Internship | Mysite

Internship topic: Combining Pixel and Object level information of Sentinel 2 time series data to classify land use land cover in Dordogne region in France.

Supervisors: Dino Lenco, Yagowan Jean Eudes

Institute : National Research Institute for Agriculture, Food and the Environment INRAE France

Introduction

This report forms a summary of the aims and results and conclusions of an internship conducted remotely with the National Research Institute for Agriculture, Food, and the Environment (INRAE) France. The internship period was 3 months during the summer period that is between July and September 2020. The internship was co-supervised by Dr. Dino Lenco and Yagowan Jean Eudes.

The task of the internship was to perform land use land cover by use of the Random Forest algorithm while taking in to consideration of both the pixel and object-level information.

Objectives

To perform exploratory data analysis of the time series satellite data
To compute spectral indices such as MSAVI, NDVI, and EVI
To perform land use land cover classification while taking consideration of both the pixel- based and object-level information.

Study area

Figure 1 Study Area

The study area chosen was the Dordogne area in France as shown in figure 1. The study area covers 418 000 hectares of land with various landscapes such as vineyards, cliffs, meadows , valleys, conifers, caves, and numerous hills.

Data

The data used for this study is time series Sentinel 2 images with 8 different dates with a spatial resolution of 10m. The bands for sentinel 2 used for this study are red, green, blue, and near infra-red band.

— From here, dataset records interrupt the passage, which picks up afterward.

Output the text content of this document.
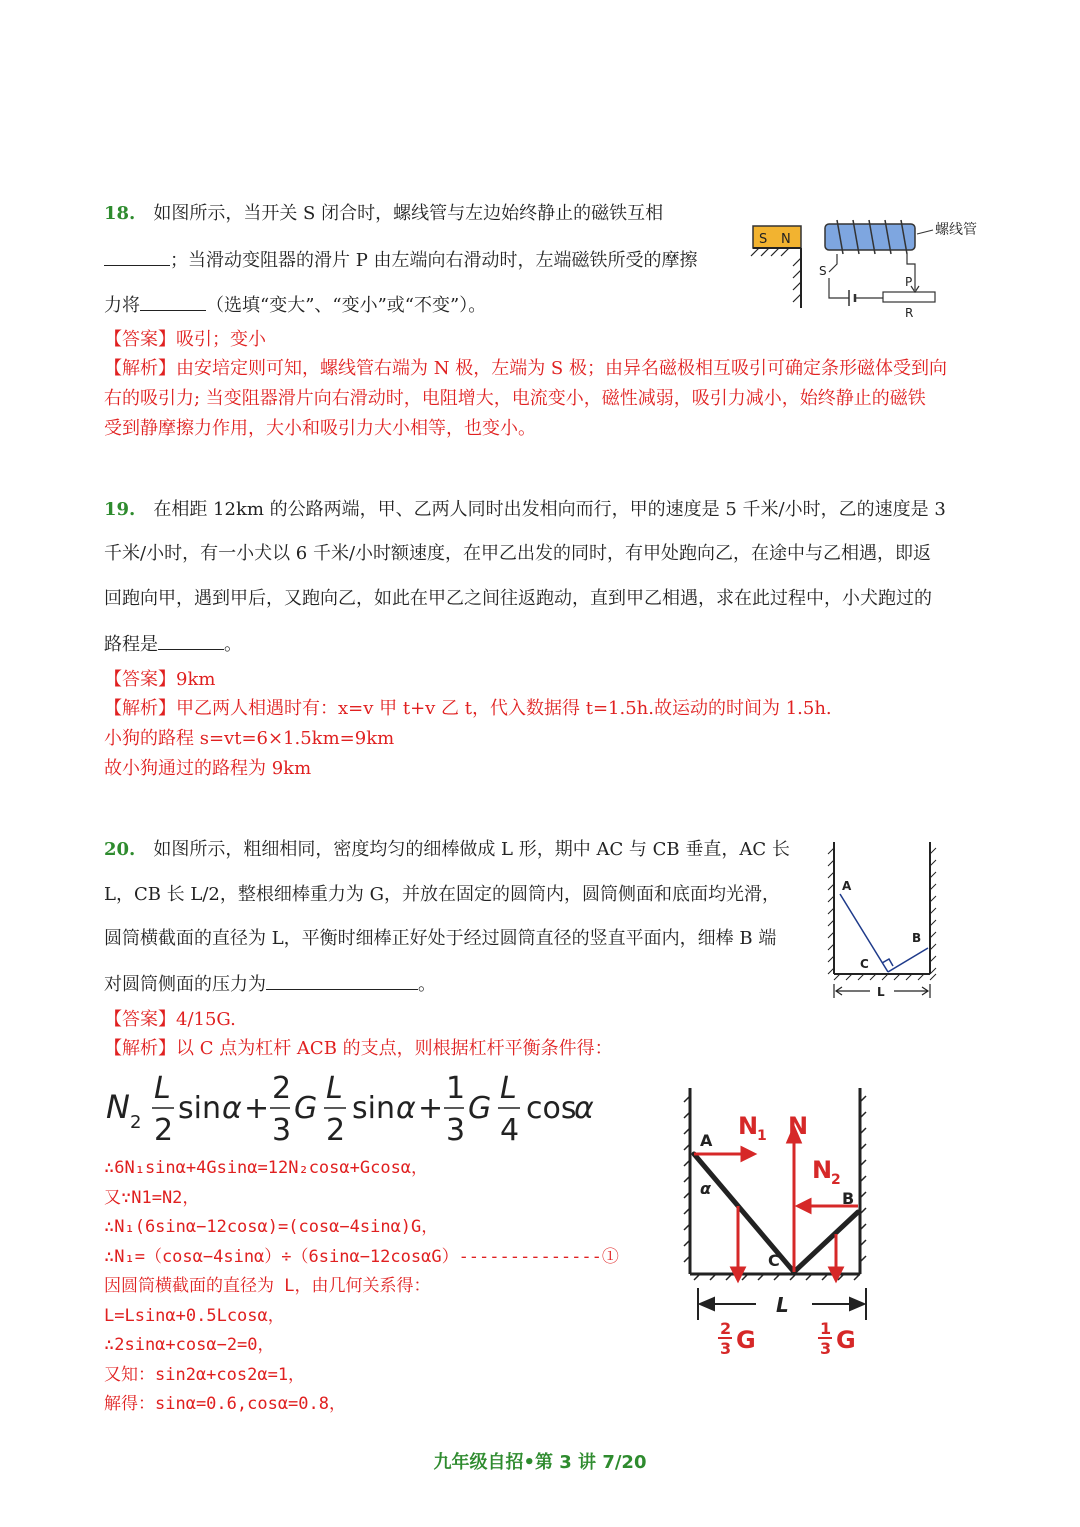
18. 如图所示，当开关 S 闭合时，螺线管与左边始终静止的磁铁互相
；当滑动变阻器的滑片 P 由左端向右滑动时，左端磁铁所受的摩擦
力将	（选填“变大”、“变小”或“不变”）。
【答案】吸引；变小
【解析】由安培定则可知，螺线管右端为 N 极，左端为 S 极；由异名磁极相互吸引可确定条形磁体受到向
右的吸引力; 当变阻器滑片向右滑动时，电阻增大，电流变小，磁性减弱，吸引力减小，始终静止的磁铁
受到静摩擦力作用，大小和吸引力大小相等，也变小。
S N
螺线管
S
P
R
19. 在相距 12km 的公路两端，甲、乙两人同时出发相向而行，甲的速度是 5 千米/小时，乙的速度是 3
千米/小时，有一小犬以 6 千米/小时额速度，在甲乙出发的同时，有甲处跑向乙，在途中与乙相遇，即返
回跑向甲，遇到甲后，又跑向乙，如此在甲乙之间往返跑动，直到甲乙相遇，求在此过程中，小犬跑过的
路程是	。
【答案】9km
【解析】甲乙两人相遇时有：x=v 甲 t+v 乙 t，代入数据得 t=1.5h.故运动的时间为 1.5h.
小狗的路程 s=vt=6×1.5km=9km
故小狗通过的路程为 9km
20. 如图所示，粗细相同，密度均匀的细棒做成 L 形，期中 AC 与 CB 垂直，AC 长
L，CB 长 L/2，整根细棒重力为 G，并放在固定的圆筒内，圆筒侧面和底面均光滑，
圆筒横截面的直径为 L，平衡时细棒正好处于经过圆筒直径的竖直平面内，细棒 B 端
对圆筒侧面的压力为	。
【答案】4/15G.
【解析】以 C 点为杠杆 ACB 的支点，则根据杠杆平衡条件得：
N 2
L
2
sin α +
2
3
G
L
2
sin α +
1
3
G
L
4
cos
α
∴6N₁sinα+4Gsinα=12N₂cosα+Gcosα，
又∵N1=N2，
∴N₁(6sinα−12cosα)=(cosα−4sinα)G，
∴N₁=（cosα−4sinα）÷（6sinα−12cosαG）--------------①
因圆筒横截面的直径为 L，由几何关系得：
L=Lsinα+0.5Lcosα，
∴2sinα+cosα−2=0，
又知：sin2α+cos2α=1，
解得：sinα=0.6,cosα=0.8，
A
B
C
L
A
B
C
α
N
1 N
N
2
L
2
3 G	1
3 G
九年级自招•第 3 讲 7/20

The projection used for the images was EPSG:2154 – RGF93 Lambert -93 projection.

Methods

Figure 2 shows the overview of the methodology .

Figure 2 Methodology

Data Processing

The data was first explored by checking the number of classes for each land use class. Orfeo Toolbox is used to perform a linear gap filling on the time series data. This helps to replace the invalid pixels by interpolation using valid dates in time series.

Computation of Indices

Several indices were computed which include Normalized Difference Vegetation Index(NDVI), Soil Adjusted Vegetation Index(SAVI), and Enhanced Vegetation Index (EVI) as shown in the formula below.

The NDVI was calculated using the red, and near-infrared band(NIR) as shown in the following formula:

NDVI = NIR – RED / NIR + RED

SAVI = ( NIR - RED ) / ( NIR + RED + L ) * ( 1+ L )

EVI = ( NIR – RED) / (NIR + C1 * RED – C2 * Blue +L) * G

Where L=1, C1 = 6, C2 = 7.5, and G (gain factor)

Classification

To perform pixel based classification Random Forest algorithm(RF) is used to train the spectral features of different bands and the vegetation indices. Here, by use of the RF algorithm the statistical properties of the training data with ground reference data are used to estimate the probability of the classes.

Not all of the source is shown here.